A l’opposé certaines ont explicitement envisagé une délocalisation. La création d’ateliers américains pourrait éventuellement sécuriser l’accès au marché en contournant ces barrières, tout en répondant à une demande croissante pour le local « Made In Made For ».
Mais l’expérience montre que le transfert du savoir-faire n’est pas simple, le recrutement et la formation restant un enjeu central.
A l’inverse, d’autres acteurs investissent, à l’inverse, dans la pérennité du savoir-faire artisanal. Ce modèle, bien que coûteux, illustre une autre approche : faire du « Made in France » un élément identitaire incontournable, même au prix de contraintes fiscales, douanières et sociales.

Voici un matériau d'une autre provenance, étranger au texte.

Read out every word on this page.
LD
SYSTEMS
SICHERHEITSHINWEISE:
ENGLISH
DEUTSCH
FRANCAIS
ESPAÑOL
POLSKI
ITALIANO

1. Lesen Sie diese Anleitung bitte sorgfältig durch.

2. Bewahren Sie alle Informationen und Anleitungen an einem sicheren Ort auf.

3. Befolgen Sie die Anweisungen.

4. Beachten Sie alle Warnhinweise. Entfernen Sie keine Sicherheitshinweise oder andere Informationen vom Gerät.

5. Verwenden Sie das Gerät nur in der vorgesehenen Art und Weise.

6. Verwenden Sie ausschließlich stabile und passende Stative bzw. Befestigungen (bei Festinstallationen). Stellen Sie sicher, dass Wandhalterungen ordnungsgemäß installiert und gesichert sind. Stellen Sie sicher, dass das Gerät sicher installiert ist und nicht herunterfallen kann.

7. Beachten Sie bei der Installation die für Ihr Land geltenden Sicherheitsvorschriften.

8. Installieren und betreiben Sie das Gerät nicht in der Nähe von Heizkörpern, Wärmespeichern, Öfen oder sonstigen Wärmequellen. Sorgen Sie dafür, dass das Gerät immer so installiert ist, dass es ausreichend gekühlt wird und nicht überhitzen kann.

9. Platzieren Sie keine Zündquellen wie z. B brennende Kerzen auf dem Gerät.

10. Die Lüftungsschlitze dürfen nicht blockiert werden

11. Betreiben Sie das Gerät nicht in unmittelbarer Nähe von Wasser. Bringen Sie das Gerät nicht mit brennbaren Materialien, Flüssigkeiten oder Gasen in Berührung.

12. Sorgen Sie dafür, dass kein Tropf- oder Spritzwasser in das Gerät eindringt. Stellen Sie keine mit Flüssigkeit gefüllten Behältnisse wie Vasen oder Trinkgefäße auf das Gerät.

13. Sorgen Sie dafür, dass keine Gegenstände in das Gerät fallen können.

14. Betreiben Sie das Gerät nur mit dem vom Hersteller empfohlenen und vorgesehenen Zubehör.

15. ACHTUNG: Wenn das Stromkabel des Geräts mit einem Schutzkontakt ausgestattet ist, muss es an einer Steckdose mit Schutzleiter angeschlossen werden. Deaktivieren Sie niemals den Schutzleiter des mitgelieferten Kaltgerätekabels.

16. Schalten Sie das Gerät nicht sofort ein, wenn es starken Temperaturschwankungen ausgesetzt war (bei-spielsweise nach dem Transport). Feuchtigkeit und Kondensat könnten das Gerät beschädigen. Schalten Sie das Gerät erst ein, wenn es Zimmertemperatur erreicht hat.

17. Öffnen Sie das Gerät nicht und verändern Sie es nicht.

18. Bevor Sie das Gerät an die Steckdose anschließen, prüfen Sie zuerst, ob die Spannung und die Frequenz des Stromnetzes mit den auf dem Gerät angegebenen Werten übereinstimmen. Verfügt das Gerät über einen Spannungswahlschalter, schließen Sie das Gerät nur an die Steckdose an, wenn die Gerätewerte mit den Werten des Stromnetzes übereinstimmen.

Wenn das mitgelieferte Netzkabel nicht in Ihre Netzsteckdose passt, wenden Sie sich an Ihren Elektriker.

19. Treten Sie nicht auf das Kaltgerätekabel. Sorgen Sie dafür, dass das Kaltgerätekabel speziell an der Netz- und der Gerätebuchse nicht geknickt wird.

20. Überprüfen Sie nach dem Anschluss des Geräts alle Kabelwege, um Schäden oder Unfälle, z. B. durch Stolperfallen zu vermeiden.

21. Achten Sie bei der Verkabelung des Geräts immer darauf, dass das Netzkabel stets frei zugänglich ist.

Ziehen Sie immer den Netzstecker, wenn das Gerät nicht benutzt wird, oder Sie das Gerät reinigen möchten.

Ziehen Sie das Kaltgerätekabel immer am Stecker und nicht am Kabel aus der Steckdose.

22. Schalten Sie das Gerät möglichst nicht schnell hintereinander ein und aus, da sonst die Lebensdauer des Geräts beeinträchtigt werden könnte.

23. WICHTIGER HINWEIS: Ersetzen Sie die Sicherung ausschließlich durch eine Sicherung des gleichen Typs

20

Made In : un outil de relocalisation stratégique pour les gouvernements
L'impact des politiques douanières sur le commerce international constitue une réalité indéniable. Ces politiques, qui régissent les conditions d'importation et d'exportation des biens, influencent directement les flux commerciaux entre les nations. En imposant des droits de douane, des quotas ou des restrictions, les gouvernements protègent leurs industries locales tout en affectant la compétitivité des produits étrangers. Par ailleurs, ces mesures peuvent entraîner des répercussions sur les prix pour les consommateurs, modifier les dynamiques des chaînes d'approvisionnement mondiales et entrainer une délocalisation des entreprises. Ainsi, les politiques douanières jouent désormais un rôle crucial dans la structuration des échanges internationaux et dans la définition des relations économiques entre les pays.
L’actualité de cet été relative à la hausse des droits de douane à l’importation aux USA et l’application stricte de l’administration américaine du « Made in USA » confirment ce point. A ce titre, la politique douanière du gouvernement américain avait pour objectif d’attirer les investissements étrangers pour réindustrialiser les Etats-Unis.10
En ce sens, du côté français, le « Made in France » reste un levier essentiel pour soutenir la relocalisation industrielle en France. Ainsi, le « Made in France » se veut non seulement gage de qualité, mais également outil stratégique pour revitaliser l'industrie nationale et répondre aux défis économiques contemporains, en favorisant la relocalisation plutôt que la délocalisation.
Conclusion
L'actualité concernant le « Made in USA » et les surtaxes sur les produits de luxe importés souligne l'impact significatif du "Made In" sur les échanges internationaux et les chaînes d'approvisionnement dans ce secteur. L'industrie du luxe, en raison de son attachement à cette notion, est l'une des premières à subir les conséquences des changements réglementaires et des perceptions relatives à l'origine des produits.